I did not always maintain my natural hair. I’m not sure when I received my first relaxer but I believe it was in the 2nd or 3rd grade. Many girls my age loved getting their hair done. I hated it. I was tender headed and would always get burned by the relaxer. I dreaded it. As I got older, I had more freedom with how I styled my hair. Braids, doobies, and short haircuts were in regular rotation. Then my hair fell out. My hair fell out BADLY. I had my hair relaxed by a new beautician and he kept smoothing and smoothing and smoothing.
I remember saying, “My scalp is hot!
He said, “Oh no honey your hair isn’t straight yet.”
I waited five minutes. Then I said, “It really hurts!”
He responded, “I gotta make sure it sticks!”
He finally rinsed it out and I had scabs for days. A week later I went in for a deep conditioning and my hair came right out in the sink along with the beautiful finger waves he had sculpted.
After that, I had my hair braided. When it was time to take the braids out, I wondered why I kept torturing myself. I had all of the straight ends cut off and I felt FREE. There is something so liberating about cutting one’s hair off and I think every woman should do it at least once in her life. I let my hair grow after that and had various natural hairstyles. As it got longer, I became more impatient. I began to dread wash days. Who wanted to detangle? I wanted to be free!! Instead of cut it, I relaxed it again and regretted it immediately. Now I was trapped again. I was at the mercy of my beautician. I had to get that touch up and trim. I couldn’t let my edges get too fuzzy and don’t even look at my kitchen!!!! On July 7, 2007, I had my last chemical treatment. I had a fresh relaxer, wash and condition, beautifully trimmed ends, and I hated it. I wanted to be myself. I went home and promised myself that I would not relax my hair again and I’ve been natural ever since.

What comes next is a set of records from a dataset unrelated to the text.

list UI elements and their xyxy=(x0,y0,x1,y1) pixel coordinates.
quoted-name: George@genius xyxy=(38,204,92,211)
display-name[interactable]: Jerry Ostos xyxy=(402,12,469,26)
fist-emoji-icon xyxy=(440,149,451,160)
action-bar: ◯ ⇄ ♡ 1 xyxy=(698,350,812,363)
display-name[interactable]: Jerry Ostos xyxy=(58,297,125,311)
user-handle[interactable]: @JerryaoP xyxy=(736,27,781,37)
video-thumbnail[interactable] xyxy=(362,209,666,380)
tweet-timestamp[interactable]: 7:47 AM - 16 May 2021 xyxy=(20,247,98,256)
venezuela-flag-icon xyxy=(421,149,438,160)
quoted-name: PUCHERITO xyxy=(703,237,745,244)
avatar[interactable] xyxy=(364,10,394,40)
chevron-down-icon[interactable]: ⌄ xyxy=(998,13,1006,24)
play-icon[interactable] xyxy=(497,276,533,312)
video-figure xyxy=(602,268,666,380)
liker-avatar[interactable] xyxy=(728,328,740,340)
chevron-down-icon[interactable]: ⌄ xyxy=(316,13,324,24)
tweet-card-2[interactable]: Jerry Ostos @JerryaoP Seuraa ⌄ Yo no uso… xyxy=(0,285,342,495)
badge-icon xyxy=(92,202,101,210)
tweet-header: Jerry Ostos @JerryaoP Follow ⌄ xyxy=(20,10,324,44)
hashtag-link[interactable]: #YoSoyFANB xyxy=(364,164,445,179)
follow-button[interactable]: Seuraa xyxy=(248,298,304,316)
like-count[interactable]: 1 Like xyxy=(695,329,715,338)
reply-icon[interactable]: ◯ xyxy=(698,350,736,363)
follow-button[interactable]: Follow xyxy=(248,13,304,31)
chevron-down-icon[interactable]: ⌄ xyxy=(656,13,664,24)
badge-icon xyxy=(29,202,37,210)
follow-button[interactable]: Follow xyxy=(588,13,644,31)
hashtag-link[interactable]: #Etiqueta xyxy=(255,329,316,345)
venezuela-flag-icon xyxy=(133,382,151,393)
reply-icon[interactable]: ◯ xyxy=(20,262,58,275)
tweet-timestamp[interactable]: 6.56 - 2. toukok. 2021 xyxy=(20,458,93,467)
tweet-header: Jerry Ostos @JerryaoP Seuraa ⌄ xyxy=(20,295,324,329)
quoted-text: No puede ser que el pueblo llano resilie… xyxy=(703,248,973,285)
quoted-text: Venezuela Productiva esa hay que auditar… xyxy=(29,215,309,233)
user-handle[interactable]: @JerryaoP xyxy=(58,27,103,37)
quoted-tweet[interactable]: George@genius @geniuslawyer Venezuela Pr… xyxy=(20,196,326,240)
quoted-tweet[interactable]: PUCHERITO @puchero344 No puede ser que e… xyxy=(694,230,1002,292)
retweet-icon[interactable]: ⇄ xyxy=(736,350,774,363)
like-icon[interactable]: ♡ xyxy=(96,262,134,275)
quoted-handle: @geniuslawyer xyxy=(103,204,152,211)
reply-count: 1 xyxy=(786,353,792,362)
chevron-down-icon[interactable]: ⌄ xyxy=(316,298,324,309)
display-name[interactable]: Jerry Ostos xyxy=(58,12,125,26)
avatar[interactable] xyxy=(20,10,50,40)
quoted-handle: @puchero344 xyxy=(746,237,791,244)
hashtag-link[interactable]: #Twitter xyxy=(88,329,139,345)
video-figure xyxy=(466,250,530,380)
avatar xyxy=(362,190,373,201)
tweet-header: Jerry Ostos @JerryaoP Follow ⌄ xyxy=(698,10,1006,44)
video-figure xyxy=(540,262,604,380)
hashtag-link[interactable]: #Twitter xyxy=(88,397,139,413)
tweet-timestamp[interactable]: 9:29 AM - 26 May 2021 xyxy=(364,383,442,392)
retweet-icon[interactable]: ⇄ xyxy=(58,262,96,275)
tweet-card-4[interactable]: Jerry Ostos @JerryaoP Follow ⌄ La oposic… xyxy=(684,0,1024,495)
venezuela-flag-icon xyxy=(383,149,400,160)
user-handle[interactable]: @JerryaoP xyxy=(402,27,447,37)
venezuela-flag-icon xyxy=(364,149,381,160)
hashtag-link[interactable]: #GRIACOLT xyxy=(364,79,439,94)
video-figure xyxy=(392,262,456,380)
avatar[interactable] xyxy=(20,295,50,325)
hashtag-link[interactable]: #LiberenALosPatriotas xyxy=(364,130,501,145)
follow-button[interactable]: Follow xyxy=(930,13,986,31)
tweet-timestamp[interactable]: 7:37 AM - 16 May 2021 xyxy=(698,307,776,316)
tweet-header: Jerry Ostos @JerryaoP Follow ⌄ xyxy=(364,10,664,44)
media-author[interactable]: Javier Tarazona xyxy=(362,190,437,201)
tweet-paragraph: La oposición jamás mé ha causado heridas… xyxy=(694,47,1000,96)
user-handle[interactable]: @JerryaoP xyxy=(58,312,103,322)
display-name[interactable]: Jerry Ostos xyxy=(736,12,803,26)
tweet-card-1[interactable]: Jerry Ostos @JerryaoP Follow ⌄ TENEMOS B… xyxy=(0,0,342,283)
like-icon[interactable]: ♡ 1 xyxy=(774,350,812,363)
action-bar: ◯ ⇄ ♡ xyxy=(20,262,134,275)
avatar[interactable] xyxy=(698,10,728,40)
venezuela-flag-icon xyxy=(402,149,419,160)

However, I must be honest with you. I don’t think your mama is a hair person. I’d much rather sit somewhere and read a book with a nice cup of coffee than do my hair. I’d rather flip through a glossy magazine than sit and get my hair braided. And the result? I have more bad hair days then good ones and I often go without moisturizing for longer than I should. I have started a pinterest board with motivation to do my third big chop. Whatever I do, I’ve decided to stay natural. It’s more than a style preference for me. Not only do I love a beautiful head of kinky curly hair, it’s important that you know you are beautiful just the way God made you. No mistakes were made. Your hair is art. It can speak volumes although your mouth is closed. You can wear it straight without chemically altering its structure. You have options. But your mama… Well.. Your mama is itching for another haircut. Let’s see what happens.
What I want you know? Your hair is perfect just the way it is. And should you be a hair person and love to change your hair often? I will support that. Just know that you don’t have to change a thing.